神殺しのクロノスタシスⅣ
「お前達の言葉を、そっくりそのまま返す。お前達は誰だ。何故、賢者の石を持っている?」

持っている、って…。

シルナが回収した、賢者の石の欠片のことか?

「それは、お前達が持っていて良いものではない。…返せ」

…返せ、だと?

こいつ、さっきから聞いていればぬけぬけと…。

「…うるせぇ、この野郎」

ふざけやがって。

「こっちの質問に答えろよ。何でお前が賢者の石を持ってるんだ。それは、俺が壊した異次元世界を作っていた賢者の石だろ」

「…」

「だったら俺に返せよ。

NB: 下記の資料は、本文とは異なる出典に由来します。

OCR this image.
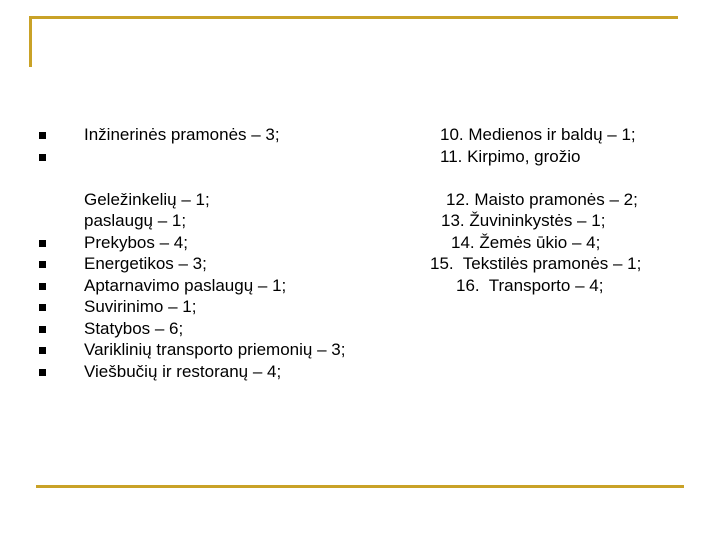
Inžinerinės pramonės – 3;

Geležinkelių – 1;
paslaugų – 1;

Prekybos – 4;
Energetikos – 3;
Aptarnavimo paslaugų – 1;
Suvirinimo – 1;
Statybos – 6;
Variklinių transporto priemonių – 3;
Viešbučių ir restoranų – 4;
10. Medienos ir baldų – 1;
11. Kirpimo, grožio
12. Maisto pramonės – 2;
13. Žuvininkystės – 1;
14. Žemės ūkio – 4;
15.  Tekstilės pramonės – 1;
16.  Transporto – 4;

それから、その赤い水晶玉…じゃなくて、その賢者の石も。お前が持ってて良いものじゃない」

お前の言ったことはな、全部こっちの台詞なんだよ。

何処の誰だか知らないが。

お前が、賢者の石を返しやがれ。

その石は、シルナが…シルナの故郷の人々が作ったものなんだろう?

だったら、シルナが持っているべきだ。

しかし。

「…返さないと言うなら、力ずくででも返してもらおう」

相手は、殺気を滲ませてこちらを睨んだ。

…あぁ、そうかい。

平和的に、賢者の石を引き渡してくれるつもりはないらしい。

なら良いさ、それでも。

こちらも力ずくで出るまでだ。

「wlos nowd」

俺は、謎の男に向かって杖を振った。

俺の得意な時魔法だ。

魔力の消耗は激しいが、それでも得意な魔法なら…と思ったのだ。

これで、敵の動きを封じられる。

その隙に、シルナが敵に肉薄していた。

「rltea oge」

と、シルナもまたお得意の魔法を展開しようとした。

そのとき。

「!?」

「っ、シルナ!」

俺の時魔法によって、敵は動きを抑えられたはずだった。

それなのに、男は普通に動いていた。

普通に動いて、そしてシルナに掌底を食らわせた。

吹っ飛んだシルナを、咄嗟に防御魔法壁で受け止めた。

「大丈夫か!?」

受け身を取っていれば良いが、取っていなかったら間違いなく骨が折れ、

「…いったぁぁ…骨折れるかと思ったぁ…」

大丈夫そうだな。

それよりも。

「どういうことだ?俺は今、確かに…」

魔法を使ったはずだ。

なのに、何故効いていない?

俺の魔力が不足している?いや、そこまで消耗してはいないはずだ。

なら、どうして…。

その答えは、明白だった。

敵の持つ、二つの賢者の石が…光り輝いていた。

…!?

「あれ…どうなってたんだ、シルナ…」

「…賢者の石だ…」

シルナは、のろのろと立ち上がりながら答えた。